Le Brésil, l’Ukraine et l’Australie comptent parmi les principaux producteurs et exportateurs de céréales au monde. Ils génèrent d’importants excédents d’exportation de blé, de maïs et de soja, ainsi que de volaille et de bœuf. L’Indonésie joue un rôle central sur les marchés mondiaux de l’huile de palme.

Le Club Déméter insiste également sur la dimension géopolitique. Dans un monde confronté à des perturbations croissantes en matière de climat, de sécurité et de commerce, le contrôle de la production alimentaire devient un pilier essentiel du pouvoir national. Les pays capables d’assurer leur approvisionnement alimentaire national tout en exportant des céréales, des protéines et des huiles végétales disposent d’un levier géopolitique important.
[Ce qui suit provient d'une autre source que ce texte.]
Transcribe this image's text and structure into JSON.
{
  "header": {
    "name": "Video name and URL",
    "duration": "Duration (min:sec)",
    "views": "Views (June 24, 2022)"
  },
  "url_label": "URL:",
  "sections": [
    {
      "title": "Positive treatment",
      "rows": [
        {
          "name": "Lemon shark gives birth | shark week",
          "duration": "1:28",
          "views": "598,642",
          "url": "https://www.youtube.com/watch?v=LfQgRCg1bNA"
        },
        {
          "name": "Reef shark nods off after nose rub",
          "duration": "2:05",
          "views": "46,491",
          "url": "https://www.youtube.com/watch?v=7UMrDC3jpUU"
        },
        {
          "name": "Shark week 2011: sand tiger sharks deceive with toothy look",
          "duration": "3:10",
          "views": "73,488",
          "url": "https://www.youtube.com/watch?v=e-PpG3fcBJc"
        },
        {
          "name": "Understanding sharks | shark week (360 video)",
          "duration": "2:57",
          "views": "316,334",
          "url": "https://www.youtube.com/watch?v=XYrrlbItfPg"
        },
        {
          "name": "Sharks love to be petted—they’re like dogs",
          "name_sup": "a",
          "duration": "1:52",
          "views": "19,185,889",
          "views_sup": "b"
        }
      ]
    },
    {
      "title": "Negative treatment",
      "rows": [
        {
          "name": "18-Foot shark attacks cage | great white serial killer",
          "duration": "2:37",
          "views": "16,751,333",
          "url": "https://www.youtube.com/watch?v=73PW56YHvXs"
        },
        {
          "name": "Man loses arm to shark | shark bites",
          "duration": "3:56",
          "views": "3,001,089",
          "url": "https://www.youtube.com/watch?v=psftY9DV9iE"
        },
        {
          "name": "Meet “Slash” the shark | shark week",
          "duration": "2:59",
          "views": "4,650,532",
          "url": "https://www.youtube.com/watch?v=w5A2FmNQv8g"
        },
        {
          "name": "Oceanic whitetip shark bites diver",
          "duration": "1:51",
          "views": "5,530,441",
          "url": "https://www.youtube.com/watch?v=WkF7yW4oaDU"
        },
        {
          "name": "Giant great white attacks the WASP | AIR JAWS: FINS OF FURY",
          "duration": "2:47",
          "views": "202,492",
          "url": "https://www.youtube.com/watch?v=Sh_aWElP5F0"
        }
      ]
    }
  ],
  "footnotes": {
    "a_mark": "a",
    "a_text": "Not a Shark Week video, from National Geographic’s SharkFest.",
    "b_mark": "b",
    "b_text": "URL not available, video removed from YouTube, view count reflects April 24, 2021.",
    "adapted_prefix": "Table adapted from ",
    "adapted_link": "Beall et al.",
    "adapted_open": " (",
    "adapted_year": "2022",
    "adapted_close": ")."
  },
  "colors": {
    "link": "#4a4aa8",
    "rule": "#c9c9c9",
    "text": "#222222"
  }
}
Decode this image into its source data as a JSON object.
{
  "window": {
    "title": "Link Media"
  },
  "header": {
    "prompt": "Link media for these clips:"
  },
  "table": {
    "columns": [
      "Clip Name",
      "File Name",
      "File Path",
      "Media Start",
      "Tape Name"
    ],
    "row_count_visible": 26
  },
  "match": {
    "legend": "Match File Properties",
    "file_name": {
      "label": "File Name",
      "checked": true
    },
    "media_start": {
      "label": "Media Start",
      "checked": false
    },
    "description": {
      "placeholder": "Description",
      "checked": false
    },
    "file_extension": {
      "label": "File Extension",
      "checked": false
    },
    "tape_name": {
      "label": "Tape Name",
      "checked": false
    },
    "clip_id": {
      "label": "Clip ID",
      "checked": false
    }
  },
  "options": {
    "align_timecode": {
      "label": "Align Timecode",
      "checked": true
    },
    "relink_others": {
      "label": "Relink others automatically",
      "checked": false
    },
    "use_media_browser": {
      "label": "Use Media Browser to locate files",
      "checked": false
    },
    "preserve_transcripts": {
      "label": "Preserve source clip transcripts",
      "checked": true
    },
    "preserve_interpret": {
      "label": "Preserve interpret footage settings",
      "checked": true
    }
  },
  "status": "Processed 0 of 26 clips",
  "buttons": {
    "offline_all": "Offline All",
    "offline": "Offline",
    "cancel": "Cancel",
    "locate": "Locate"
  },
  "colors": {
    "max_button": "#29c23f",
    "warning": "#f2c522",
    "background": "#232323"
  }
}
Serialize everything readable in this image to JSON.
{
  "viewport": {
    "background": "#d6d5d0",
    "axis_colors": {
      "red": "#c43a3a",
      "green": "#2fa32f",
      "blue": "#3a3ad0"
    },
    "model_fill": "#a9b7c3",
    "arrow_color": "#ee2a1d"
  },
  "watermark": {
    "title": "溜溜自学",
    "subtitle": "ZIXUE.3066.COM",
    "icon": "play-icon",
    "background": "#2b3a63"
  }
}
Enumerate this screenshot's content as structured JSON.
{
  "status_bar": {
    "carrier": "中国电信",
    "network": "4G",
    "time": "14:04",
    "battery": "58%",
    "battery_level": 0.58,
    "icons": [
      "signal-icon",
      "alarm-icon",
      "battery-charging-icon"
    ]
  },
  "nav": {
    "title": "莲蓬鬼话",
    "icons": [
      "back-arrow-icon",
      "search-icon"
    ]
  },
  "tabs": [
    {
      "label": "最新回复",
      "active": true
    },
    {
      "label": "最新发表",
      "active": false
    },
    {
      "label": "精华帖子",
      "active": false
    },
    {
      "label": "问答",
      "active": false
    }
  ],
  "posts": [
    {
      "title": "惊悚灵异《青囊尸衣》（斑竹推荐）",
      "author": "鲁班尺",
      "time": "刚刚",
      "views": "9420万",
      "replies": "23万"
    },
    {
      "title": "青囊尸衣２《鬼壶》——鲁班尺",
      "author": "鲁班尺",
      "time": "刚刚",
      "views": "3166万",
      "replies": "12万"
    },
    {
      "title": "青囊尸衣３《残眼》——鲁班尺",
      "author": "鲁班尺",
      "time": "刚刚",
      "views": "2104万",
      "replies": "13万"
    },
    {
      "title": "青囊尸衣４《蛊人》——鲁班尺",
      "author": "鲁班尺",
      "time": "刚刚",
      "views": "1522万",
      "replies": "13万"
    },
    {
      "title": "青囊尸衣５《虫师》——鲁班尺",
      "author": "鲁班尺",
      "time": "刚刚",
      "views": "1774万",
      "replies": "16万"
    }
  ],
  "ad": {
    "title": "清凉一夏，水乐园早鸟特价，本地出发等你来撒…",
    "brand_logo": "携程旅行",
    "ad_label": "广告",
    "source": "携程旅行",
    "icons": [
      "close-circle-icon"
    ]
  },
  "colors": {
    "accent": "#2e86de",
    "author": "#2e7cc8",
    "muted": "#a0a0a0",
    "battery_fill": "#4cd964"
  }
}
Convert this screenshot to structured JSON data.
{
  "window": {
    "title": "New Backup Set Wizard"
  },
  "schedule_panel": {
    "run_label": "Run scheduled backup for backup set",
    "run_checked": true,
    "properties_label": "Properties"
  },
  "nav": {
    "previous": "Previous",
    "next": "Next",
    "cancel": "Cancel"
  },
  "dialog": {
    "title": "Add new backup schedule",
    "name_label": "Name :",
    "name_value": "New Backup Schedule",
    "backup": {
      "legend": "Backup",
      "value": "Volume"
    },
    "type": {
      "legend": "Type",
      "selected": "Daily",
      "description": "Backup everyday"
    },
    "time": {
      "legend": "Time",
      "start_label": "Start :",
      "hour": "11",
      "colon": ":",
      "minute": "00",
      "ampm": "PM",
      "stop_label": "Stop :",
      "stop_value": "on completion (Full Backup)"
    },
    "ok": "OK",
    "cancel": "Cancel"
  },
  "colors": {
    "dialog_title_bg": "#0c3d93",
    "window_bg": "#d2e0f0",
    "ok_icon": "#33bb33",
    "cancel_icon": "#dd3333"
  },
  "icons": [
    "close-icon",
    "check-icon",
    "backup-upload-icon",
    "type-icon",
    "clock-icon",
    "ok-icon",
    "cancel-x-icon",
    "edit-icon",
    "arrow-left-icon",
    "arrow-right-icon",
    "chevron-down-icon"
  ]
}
Les membres de CUBITA se situent à l’intersection de multiples dépendances. L’Europe dépend du blé ukrainien. L’Asie importe du soja brésilien et des huiles végétales indonésiennes. De nombreux pays africains s’approvisionnent en produits alimentaires en provenance du Brésil.

« S’ils échouent, ils pourraient amplifier les risques et l’instabilité mondiaux. S’ils restent stables, politiquement et climatiquement, ils pourraient servir d’amortisseurs pour le système mondial.», a déclaré Sébastien Abis, directeur du Club Déméter.

Un regroupement, pas une alliance

Le groupe de réflexion affirme que ces pays pourraient peser collectivement sur l’agriculture. Ils ne forment cependant pas un bloc formel. Il n’existe pas d’institution commune, d’agenda diplomatique coordonné ou de structure de gouvernance commune. Leur cohérence repose sur une lecture géoéconomique plutôt que sur un alignement politique. Malgré des atouts agricoles comparables, leurs intérêts nationaux et leurs voies de développement diffèrent considérablement.

Une conclusion s’impose, disent les experts. À mesure que la demande alimentaire mondiale augmente, que la volatilité climatique s’intensifie et que les tensions géopolitiques perturbent le commerce, l’influence des pays CUBITA sur les marchés agroalimentaires est susceptible de croître. Les importateurs comme les grands producteurs devront tenir compte de ce groupe émergent dans leurs calculs stratégiques.